Tuesday, October 5, 2010

Cancer Sucks

Sunday, my Mom and I participated in Race for the Cure Denver. Watching the 60,000 plus participants made me think of what an impact cancer has on survivors, their families and friends, and it led me to think of the impact Cancer has had on me.

My support for the fight against Cancer, the runs and activities I have participated in, have received mixed reviews. I remember a friend laughing that I had a Breast Cancer awareness license plate, and a pink ribbon mug, implying it must be a fad everyone is going through, asking “Who do you know that had Breast Cancer?!”. I even remember a comment about the races being just an excuse for Colorado people to run “for a cause” rather then just run, and the money raised will probably never be enough to help – people are going to die, cancer is just a way it happens. Most recently was a discussion about scare tactics in advertising, causing people to be afraid of HPV, pushing them to get a shot that may prevent cancer later on, these ads shouldn’t scare people – but why were we talking about it if it didn’t make a statement? These comments have stuck with me, and have in turn caused me to question why I feel that a race here and there, and buying something with a logo, will help. So here are my experiences and thoughts on CANCER.

The first big impact Cancer had on my life was when I was a sophomore in college and a teammate got the awful news that her Mom had Brain Cancer. The actual news was not what sticks with me. It is the times I watched her Mom come to a game after treatment, too sick to move much, but trying to still live her life and support her daughter. The way we all felt when the Cancer was “gone”, and the way the pain stung when they found it somewhere else. The way we rallied behind our teammate when the end came and we sat at her Mom’s funeral. Holding hands, wondering what impact this long battle would have on the family and the three daughters she left behind.

The biggest impact came when I received the awful news, on a bus trip with that same team, that my Grandmother had Lung Cancer. At that time my teammate's Mom was still fighting her battle and doing well. So I put on a strong face and thought – she can beat this – she has time. Our first visit back to Houston started with a chemo session, walking in I saw my Grandmother for the first time as “sick”, sitting in a room with other cancer patients, all trying to make light of their situation. My Grandmother trying to act as though this was routine, seeing her without much hair, grey rather then brown, hooked up to a machine that pumped fluids into her body that would later make her feel awful, hoping they would make her feel normal in the end. Our second and last visit is burned into my memory bank. The visits to the hospital where she was staying, making us laugh with her assessment of the other patients, before getting the news that it had spread to the other lung. Taking her home, watching her not care much about dinner, when it was her favorite thing to plan, before breakfast was even done, in the past. Or the last time I saw her, crying with my Mom in her bedroom, while I sat looking on, still in my denial that this was really happening. Now looking back I think she knew this was the last time she would be with us. This denial still sits with me today, probably why I still cry, even now as I am writing this. Cancer took her from us after only 6 months.

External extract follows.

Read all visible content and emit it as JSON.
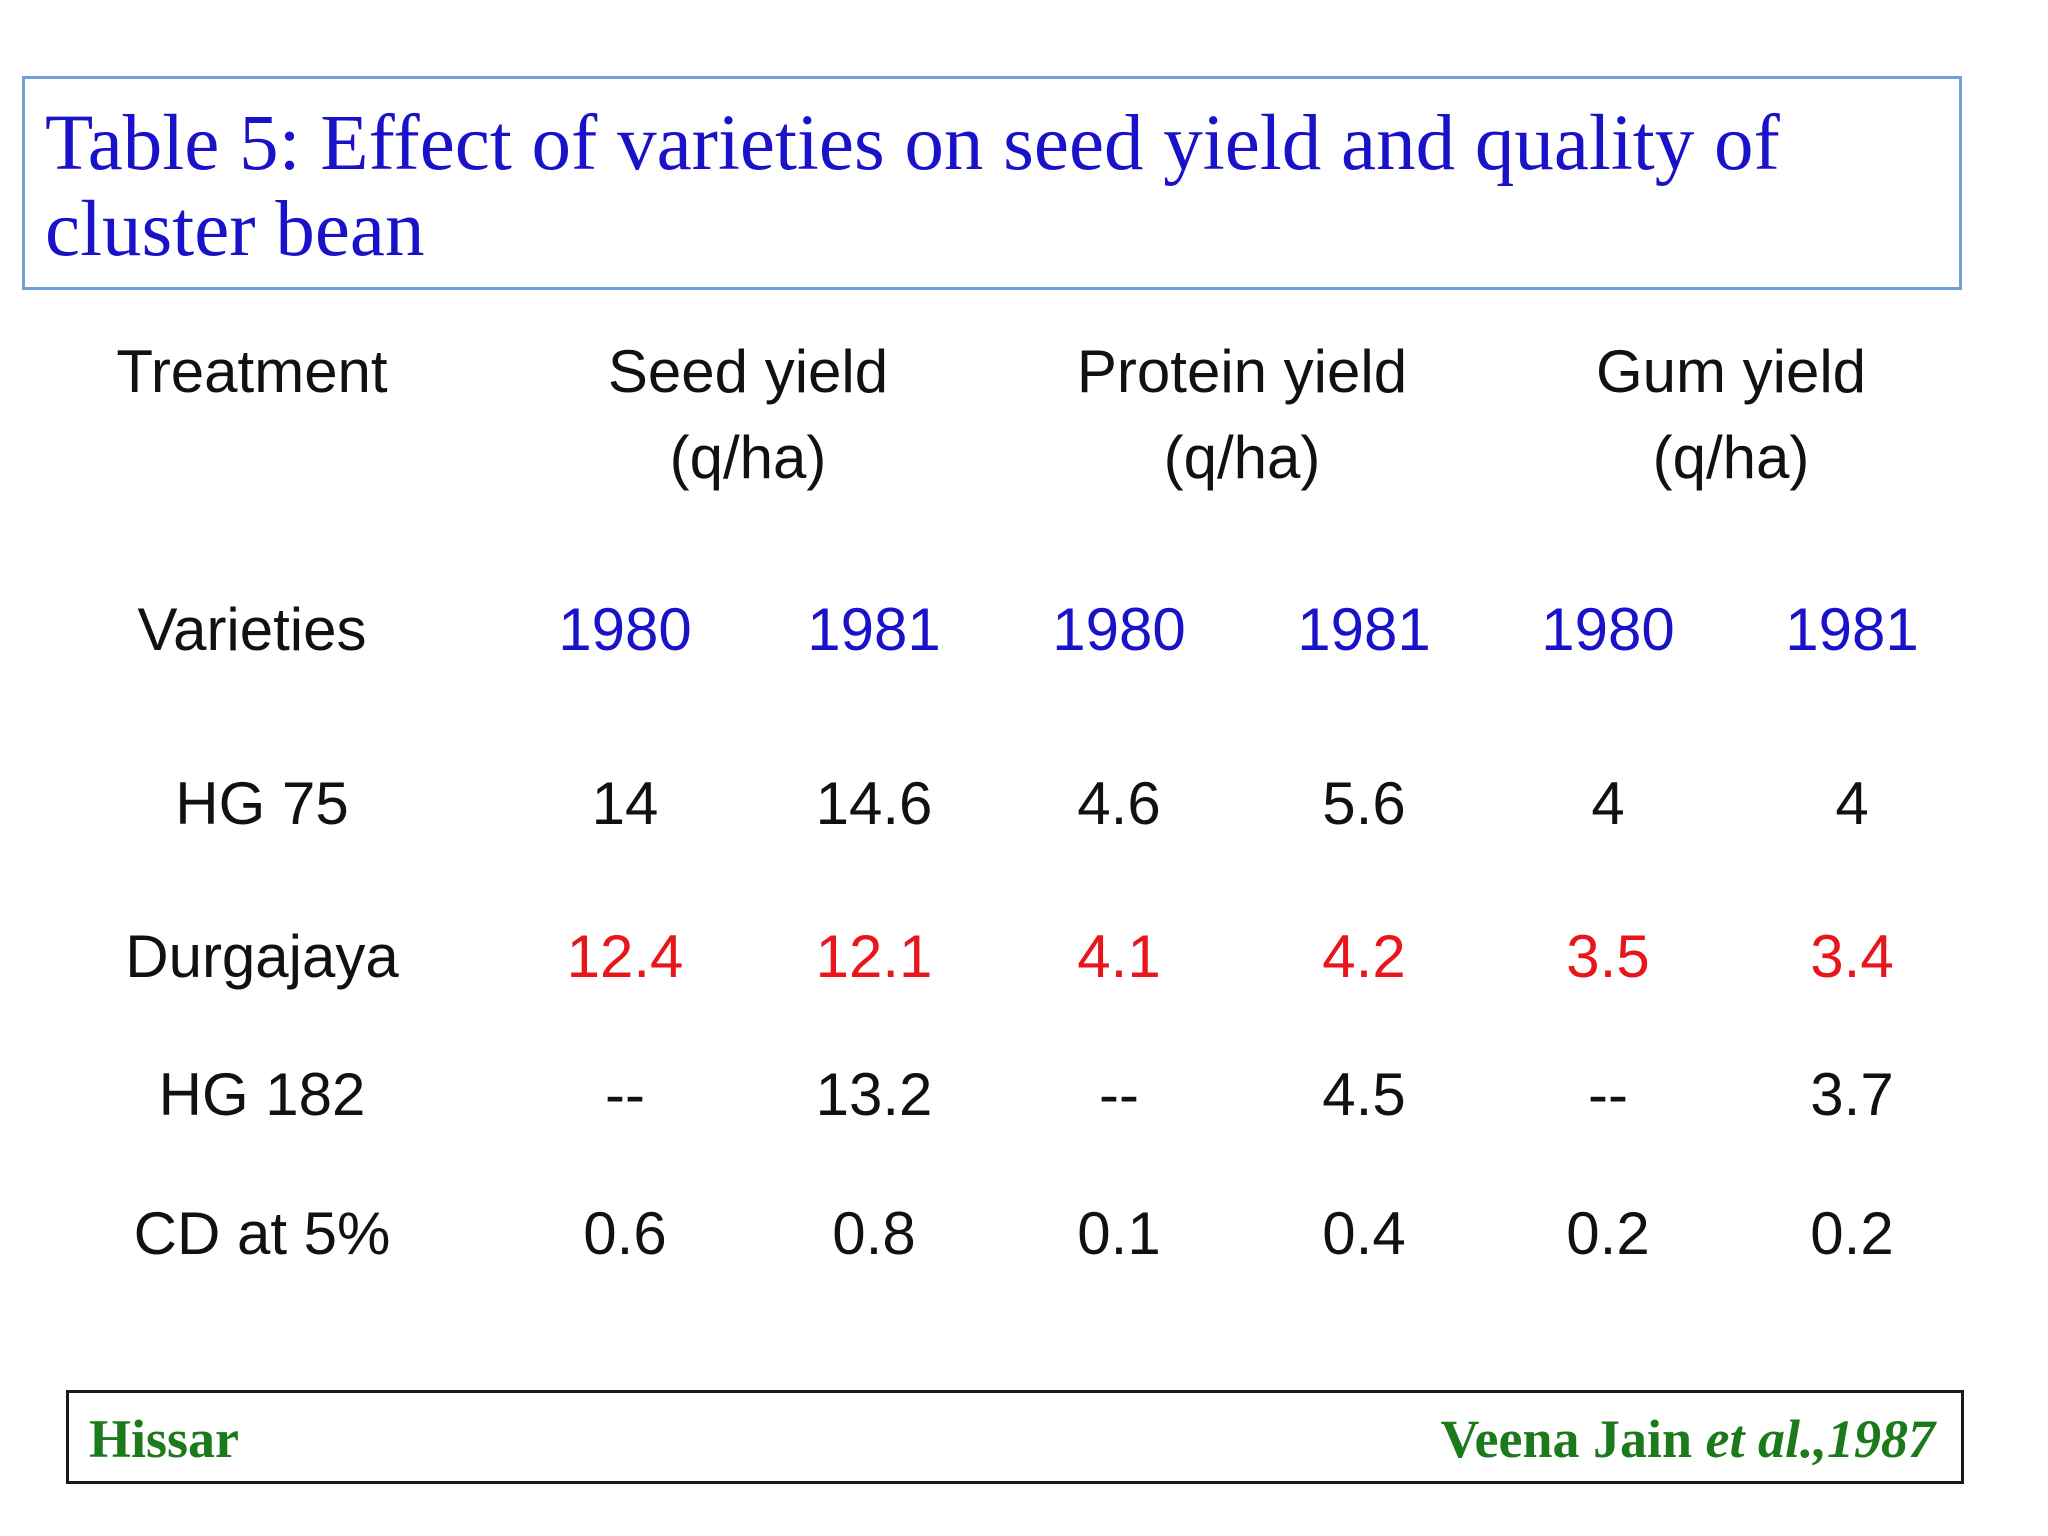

Since then Cancer has been in and out of my daily thoughts. Friends who have had to endure the same sad news, funerals where young lives are celebrated and Cancer fights are honored, daily prayers for those fighting today. Maybe my understanding is even deeper now that I have gone through a series of medical tests, Cancer lingering over the final diagnosis, scared beyond comprehension to what that might mean for my life. I am lucky, my tests ended in confusion rather then Cancer. But it seems that almost monthly I add to my list of those I think of often, dealing with the unknown, or the known of what Cancer will do.

So maybe the $40 I give to run in these races might not be the $40 that cures this disease. To me I have found peace and pride in participating whenever I can, aiding in Cancer research and awareness, not because it is what is the new and popular thing to do, but because I can. Each mile I run reminds me that I am blessed to be able to run, to be able to feel good. So, I run for those that cannot, the ones that lost their lives too soon, the fighters that are too sick to run, the survivors that run next to me. All of these people who I know put on a strong face for their family and friends, while they were feeling scared and sick inside. I run for those that will have to face this disease in the future, hoping it will someday be something that doesn’t mean death. I run for the people that hold the same pain inside I do from losing a loved one so quickly. I run to fight Cancer, because Cancer Sucks.